Thank you in advance

• Hey I found the issue. The initial value is too small to let NR converge so if I set the initial value to something like 0.5 it converges no problem – Yrden May 3 '18 at 7:01

## 1 Answer

Admitting that you look for the first positive zero of equation $$f(u)=2 \sin ^2\left(\frac{\pi}{2} \left(4 u^3-3 u^4\right)\right)-\frac 1 {2^d}$$ I am rather surprised by the value $3.1803$ given in the table for $d=2$; it effectively corresponds to the $n^{th}$ root of the equation for a very large $n$ (i gave up trying to count it !).

The key problem with Newton method is the initial guess. What we know, at least from the very first case $(d=1)$ is that the root is small. So, using Taylor expansion around $u=0$, what we have is $$2 \sin ^2\left(\frac{\pi}{2} \left(4 u^3-3 u^4\right)\right)=8 \pi ^2 u^6-12 \pi ^2 u^7+O\left(u^8\right)$$ giving as an initial underestimate $$u_0=\frac 1 {\sqrt{\pi^2\, 2^{d+3}}}$$ By Darboux-Fourier theorem, we know that we shall face one overshoot of the solution since, for any $d$, $f(u_0)\times f''(u_0) <0$.

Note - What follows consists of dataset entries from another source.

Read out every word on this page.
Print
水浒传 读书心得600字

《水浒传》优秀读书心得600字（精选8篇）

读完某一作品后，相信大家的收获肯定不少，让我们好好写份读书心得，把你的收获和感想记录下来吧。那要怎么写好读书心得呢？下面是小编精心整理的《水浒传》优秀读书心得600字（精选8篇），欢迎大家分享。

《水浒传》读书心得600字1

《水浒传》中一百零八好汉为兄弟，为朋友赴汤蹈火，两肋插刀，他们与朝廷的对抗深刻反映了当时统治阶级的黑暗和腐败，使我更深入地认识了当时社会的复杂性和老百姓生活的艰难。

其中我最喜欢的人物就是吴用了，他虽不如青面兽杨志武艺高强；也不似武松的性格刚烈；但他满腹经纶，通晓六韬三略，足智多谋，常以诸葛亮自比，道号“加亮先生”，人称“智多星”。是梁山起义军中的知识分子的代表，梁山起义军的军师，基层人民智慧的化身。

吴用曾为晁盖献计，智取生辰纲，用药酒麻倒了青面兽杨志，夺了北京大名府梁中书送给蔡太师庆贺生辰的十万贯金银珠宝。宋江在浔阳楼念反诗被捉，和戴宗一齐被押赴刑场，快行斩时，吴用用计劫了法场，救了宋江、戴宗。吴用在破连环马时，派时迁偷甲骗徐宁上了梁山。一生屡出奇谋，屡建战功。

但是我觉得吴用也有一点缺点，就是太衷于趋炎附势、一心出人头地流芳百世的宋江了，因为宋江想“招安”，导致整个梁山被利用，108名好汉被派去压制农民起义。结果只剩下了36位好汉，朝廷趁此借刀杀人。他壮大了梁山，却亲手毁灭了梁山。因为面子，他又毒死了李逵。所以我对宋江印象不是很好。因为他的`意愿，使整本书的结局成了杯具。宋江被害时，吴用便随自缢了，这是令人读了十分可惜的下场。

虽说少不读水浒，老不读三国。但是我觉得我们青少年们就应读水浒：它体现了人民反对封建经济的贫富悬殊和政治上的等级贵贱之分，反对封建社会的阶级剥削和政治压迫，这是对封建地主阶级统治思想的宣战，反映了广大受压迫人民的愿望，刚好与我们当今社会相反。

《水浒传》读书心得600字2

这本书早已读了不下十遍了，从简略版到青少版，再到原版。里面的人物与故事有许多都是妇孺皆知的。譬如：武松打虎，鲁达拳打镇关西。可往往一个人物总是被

Using the method for $d=1$, the iterates are $$\left( \begin{array}{cc} n & u_n \\ 0 & 0.430127 \\ 1 & 0.542201 \\ 2 & 0.515233 \\ 3 & 0.513710 \\ 4 & 0.513705 \end{array} \right)$$ Doing the same for $d=2$ $$\left( \begin{array}{cc} n & u_n \\ 0 & 0.383200 \\ 1 & 0.459453 \\ 2 & 0.442439 \\ 3 & 0.441355 \\ 4 & 0.441351 \end{array} \right)$$ Working with illimited precision, Newton method converges without any problem (I tried up to $d=10^6$).

Working with limited precision (all numbers being declared as double precision real numbers - the $2$ in the definition of $r$ is crucial) and using as convergence criteria $\frac{|\Delta u|} u \leq 10^{-16}$, I did not face any problem at all except above $d=1017$ $(2^{-1018}\approx 3.56 \times 10^{-307})$. For $d \geq 978$, the estimate was the solution.